The teacher walked back to his desk, and the lessons began. Phil listened with curiosity and attention. For the first time in his life he felt ashamed of his own ignorance, and wished he, too, might have a chance to learn, as the children around him were doing. But they had homes and parents to supply their wants, while he must work for his livelihood.

After a time, recess came. Then the boys gathered around, and asked Phil to play them a tune.

“Will he let me?” asked the young fiddler, again referring to the teacher.

The latter, being applied to, readily consented, and expressed his own wish to hear Phil. So the young minstrel played and sang several tunes to the group of children who gathered around him.
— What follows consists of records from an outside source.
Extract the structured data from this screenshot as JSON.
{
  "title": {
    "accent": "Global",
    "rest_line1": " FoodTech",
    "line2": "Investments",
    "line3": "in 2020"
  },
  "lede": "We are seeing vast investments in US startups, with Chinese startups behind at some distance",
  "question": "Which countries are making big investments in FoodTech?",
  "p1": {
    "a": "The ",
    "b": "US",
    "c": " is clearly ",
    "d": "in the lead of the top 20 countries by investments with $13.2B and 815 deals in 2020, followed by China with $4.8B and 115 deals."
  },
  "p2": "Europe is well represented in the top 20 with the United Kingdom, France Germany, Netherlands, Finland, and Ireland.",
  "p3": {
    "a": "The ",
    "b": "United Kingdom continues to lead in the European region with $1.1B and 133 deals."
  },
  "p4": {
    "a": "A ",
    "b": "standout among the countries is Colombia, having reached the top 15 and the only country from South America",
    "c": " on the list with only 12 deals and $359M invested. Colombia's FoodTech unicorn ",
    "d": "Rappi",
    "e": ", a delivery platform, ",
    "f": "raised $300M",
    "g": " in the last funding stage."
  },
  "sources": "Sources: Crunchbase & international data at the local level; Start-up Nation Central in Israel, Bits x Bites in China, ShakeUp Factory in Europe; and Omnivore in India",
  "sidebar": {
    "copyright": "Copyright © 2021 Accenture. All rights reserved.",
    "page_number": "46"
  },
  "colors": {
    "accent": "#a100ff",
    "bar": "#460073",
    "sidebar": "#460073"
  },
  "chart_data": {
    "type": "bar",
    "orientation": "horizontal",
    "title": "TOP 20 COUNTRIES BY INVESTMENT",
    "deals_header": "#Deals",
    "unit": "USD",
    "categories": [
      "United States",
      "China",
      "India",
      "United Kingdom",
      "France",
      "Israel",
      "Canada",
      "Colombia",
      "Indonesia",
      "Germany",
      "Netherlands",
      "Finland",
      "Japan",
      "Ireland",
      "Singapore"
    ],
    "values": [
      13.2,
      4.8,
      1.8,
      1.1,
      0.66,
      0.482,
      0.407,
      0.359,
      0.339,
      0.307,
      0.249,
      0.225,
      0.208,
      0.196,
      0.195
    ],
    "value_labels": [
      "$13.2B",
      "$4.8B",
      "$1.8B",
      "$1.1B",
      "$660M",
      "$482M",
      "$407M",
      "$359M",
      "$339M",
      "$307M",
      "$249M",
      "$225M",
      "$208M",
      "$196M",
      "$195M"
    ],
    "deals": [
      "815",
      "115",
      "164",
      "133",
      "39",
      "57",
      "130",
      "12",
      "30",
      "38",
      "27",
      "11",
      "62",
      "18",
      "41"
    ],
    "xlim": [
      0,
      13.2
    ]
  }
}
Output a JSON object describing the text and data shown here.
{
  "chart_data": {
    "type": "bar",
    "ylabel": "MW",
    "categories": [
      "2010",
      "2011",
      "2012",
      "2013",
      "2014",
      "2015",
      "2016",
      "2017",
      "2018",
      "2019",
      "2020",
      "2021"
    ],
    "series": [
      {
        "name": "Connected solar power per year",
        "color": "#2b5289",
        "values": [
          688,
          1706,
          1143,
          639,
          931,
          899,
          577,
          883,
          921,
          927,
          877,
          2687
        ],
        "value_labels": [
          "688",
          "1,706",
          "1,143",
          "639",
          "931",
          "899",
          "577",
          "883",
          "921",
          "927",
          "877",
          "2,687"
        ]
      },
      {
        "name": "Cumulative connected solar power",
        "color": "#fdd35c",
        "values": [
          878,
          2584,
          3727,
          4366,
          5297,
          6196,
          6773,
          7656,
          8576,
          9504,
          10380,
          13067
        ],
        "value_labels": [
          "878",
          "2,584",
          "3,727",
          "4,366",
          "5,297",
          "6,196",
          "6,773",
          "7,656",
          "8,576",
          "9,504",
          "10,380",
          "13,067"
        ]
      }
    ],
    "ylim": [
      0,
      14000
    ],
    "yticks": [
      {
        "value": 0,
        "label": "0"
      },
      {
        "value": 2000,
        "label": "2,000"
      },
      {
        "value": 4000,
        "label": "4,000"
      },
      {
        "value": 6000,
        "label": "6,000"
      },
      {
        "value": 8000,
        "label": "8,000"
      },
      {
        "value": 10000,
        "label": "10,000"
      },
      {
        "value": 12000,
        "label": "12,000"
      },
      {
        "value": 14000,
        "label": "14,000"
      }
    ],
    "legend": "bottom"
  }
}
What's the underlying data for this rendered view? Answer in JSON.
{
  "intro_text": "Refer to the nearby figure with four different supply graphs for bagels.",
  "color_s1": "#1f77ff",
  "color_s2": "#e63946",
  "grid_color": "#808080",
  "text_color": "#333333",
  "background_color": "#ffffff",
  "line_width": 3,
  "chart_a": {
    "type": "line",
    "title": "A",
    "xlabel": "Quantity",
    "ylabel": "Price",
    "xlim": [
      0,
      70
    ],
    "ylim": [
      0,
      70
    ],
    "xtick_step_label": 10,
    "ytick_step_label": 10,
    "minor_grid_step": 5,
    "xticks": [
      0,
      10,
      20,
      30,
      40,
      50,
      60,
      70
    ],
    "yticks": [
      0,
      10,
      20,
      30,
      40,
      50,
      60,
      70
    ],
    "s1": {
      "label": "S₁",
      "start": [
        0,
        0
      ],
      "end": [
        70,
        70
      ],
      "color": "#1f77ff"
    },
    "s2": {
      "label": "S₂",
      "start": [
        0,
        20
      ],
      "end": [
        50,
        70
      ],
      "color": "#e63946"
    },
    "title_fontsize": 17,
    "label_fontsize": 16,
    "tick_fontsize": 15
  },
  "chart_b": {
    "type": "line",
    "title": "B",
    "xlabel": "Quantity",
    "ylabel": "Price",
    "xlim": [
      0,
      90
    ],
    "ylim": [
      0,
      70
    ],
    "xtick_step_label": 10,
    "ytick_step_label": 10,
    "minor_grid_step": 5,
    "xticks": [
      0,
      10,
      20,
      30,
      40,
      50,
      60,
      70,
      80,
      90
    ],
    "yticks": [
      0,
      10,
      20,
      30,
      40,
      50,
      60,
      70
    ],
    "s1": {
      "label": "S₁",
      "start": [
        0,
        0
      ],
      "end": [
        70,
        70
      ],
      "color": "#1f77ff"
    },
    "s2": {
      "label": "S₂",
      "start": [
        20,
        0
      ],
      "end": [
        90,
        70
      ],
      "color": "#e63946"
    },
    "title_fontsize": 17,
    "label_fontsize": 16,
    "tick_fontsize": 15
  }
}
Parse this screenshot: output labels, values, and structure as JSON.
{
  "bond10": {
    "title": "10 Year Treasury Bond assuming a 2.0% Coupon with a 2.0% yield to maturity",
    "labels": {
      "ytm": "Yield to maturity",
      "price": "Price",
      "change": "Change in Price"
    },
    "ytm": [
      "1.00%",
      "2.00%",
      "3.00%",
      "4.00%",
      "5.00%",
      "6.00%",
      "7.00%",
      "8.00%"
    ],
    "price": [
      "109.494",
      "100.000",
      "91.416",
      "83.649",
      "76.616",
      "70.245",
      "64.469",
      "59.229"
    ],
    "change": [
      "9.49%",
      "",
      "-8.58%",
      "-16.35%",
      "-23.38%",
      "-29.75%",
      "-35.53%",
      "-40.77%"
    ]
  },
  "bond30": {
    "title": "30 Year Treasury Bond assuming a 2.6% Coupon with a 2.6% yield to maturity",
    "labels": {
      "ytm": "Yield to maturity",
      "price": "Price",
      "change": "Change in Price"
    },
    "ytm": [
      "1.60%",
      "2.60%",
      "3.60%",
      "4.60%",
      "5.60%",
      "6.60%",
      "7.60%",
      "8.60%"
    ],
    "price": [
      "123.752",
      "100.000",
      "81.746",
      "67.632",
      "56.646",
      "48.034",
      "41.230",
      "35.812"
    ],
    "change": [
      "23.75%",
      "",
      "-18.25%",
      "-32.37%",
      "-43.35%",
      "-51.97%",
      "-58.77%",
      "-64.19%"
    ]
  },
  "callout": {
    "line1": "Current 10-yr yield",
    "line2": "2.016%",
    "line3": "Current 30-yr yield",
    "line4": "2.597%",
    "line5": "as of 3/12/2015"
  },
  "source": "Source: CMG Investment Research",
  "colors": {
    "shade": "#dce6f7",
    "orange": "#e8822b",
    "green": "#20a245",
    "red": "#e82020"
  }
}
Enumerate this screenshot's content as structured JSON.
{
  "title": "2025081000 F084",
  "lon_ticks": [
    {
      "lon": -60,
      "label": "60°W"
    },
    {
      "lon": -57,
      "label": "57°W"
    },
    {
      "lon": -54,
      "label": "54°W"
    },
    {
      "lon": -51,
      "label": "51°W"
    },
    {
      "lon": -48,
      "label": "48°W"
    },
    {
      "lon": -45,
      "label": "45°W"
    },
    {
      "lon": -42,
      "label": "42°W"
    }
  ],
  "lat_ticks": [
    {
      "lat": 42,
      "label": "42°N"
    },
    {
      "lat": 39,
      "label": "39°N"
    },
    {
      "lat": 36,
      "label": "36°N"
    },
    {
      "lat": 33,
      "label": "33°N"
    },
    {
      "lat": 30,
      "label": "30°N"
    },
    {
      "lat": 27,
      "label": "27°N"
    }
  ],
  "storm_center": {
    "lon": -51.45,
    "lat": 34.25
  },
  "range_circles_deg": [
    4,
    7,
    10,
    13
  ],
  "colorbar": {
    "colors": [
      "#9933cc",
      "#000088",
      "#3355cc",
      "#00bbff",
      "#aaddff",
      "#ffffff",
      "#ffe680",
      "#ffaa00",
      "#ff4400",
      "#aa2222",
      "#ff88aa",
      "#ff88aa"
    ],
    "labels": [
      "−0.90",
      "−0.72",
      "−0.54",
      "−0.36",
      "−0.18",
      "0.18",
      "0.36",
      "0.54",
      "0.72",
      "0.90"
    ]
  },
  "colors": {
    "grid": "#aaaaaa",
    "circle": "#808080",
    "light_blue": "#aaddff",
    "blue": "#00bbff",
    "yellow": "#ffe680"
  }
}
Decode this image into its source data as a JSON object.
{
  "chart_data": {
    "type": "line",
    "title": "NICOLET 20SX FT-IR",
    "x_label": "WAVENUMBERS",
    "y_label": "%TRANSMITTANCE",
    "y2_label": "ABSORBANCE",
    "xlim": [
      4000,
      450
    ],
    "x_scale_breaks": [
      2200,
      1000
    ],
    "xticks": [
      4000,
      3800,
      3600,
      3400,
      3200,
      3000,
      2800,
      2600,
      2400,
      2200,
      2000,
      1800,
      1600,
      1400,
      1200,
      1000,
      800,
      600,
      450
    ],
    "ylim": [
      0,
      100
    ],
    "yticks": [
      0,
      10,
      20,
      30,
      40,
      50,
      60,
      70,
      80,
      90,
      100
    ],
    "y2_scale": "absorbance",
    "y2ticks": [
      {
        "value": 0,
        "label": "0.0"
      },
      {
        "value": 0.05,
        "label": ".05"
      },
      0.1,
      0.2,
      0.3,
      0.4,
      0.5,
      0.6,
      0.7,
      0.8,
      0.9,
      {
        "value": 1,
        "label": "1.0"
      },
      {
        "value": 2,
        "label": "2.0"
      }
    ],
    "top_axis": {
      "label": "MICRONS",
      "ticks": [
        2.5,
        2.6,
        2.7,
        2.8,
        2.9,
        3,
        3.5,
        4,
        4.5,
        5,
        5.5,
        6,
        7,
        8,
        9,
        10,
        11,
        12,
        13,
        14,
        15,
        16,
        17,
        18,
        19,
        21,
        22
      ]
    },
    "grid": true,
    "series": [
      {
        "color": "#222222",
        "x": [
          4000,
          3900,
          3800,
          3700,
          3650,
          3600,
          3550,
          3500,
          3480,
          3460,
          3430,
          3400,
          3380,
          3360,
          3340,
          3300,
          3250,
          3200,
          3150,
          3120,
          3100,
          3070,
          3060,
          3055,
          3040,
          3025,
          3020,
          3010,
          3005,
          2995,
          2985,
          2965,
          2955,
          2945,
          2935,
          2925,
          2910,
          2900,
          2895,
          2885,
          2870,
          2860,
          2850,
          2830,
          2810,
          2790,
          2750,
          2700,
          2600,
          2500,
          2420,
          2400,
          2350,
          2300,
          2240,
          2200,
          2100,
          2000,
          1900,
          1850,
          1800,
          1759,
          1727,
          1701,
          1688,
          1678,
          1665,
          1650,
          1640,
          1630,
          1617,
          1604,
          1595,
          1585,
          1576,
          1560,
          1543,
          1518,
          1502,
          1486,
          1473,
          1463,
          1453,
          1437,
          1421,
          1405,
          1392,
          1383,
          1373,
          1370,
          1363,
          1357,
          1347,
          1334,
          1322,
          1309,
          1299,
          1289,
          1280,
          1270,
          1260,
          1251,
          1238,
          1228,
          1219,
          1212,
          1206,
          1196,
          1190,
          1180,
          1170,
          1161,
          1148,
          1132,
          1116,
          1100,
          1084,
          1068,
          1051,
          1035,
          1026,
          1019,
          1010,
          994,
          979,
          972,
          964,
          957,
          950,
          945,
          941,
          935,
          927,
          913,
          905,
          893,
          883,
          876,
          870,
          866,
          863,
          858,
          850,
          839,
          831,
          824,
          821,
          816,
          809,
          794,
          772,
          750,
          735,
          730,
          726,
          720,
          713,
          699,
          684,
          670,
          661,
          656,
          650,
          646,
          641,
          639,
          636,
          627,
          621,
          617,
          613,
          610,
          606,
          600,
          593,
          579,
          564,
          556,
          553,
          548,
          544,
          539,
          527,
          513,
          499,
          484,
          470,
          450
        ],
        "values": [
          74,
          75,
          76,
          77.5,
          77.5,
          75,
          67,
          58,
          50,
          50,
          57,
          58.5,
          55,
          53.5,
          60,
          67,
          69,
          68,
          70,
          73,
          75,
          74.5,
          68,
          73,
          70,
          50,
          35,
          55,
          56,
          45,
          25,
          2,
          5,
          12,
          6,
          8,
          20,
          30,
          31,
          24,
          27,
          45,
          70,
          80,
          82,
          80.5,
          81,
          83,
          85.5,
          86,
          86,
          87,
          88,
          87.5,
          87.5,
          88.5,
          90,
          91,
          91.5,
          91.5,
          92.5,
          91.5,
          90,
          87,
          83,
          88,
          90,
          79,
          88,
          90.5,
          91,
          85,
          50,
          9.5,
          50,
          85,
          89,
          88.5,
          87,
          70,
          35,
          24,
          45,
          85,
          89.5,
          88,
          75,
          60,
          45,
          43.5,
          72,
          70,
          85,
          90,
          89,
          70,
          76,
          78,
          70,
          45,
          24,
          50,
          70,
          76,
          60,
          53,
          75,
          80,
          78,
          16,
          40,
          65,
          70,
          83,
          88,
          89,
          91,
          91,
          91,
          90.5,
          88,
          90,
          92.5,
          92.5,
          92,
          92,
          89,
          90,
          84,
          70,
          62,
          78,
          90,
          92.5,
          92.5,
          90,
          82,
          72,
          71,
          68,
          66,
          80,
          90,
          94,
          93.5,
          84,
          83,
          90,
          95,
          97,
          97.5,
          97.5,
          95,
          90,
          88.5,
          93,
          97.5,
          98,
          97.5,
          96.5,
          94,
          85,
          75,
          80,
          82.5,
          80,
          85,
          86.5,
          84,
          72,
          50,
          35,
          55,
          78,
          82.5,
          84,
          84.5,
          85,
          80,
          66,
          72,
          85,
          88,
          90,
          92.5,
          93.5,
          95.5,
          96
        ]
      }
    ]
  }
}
Time passed rapidly, and the recess was over before the children anticipated it.

“I am sorry to disturb your enjoyment,” said the teacher; “but duty before pleasure, you know. I will only suggest that, as our young friend here depends on his violin for support, we ought to collect a little money for him. James Reynolds, suppose you pass around your hat for contributions. Let me suggest that you come to me first.”

The united offerings, though small individually, amounted to a dollar, which Phil pocketed with much satisfaction. He did not remain after recess, but resumed his wanderings, and about noon entered a grocery store, where he made a hearty lunch. Thus far good fortune attended him, but the time was coming, and that before long, when life would wear a less sunny aspect.

2It is the testimony of an eminent Neapolitan physician (I quote from Signor Casali, editor of L’Eco d’Italia) that of one hundred Italian children who are sold by their parents into this white slavery, but twenty ever return home; thirty grow up and adopt various occupations abroad, and fifty succumb to maladies produced by privation and exposure.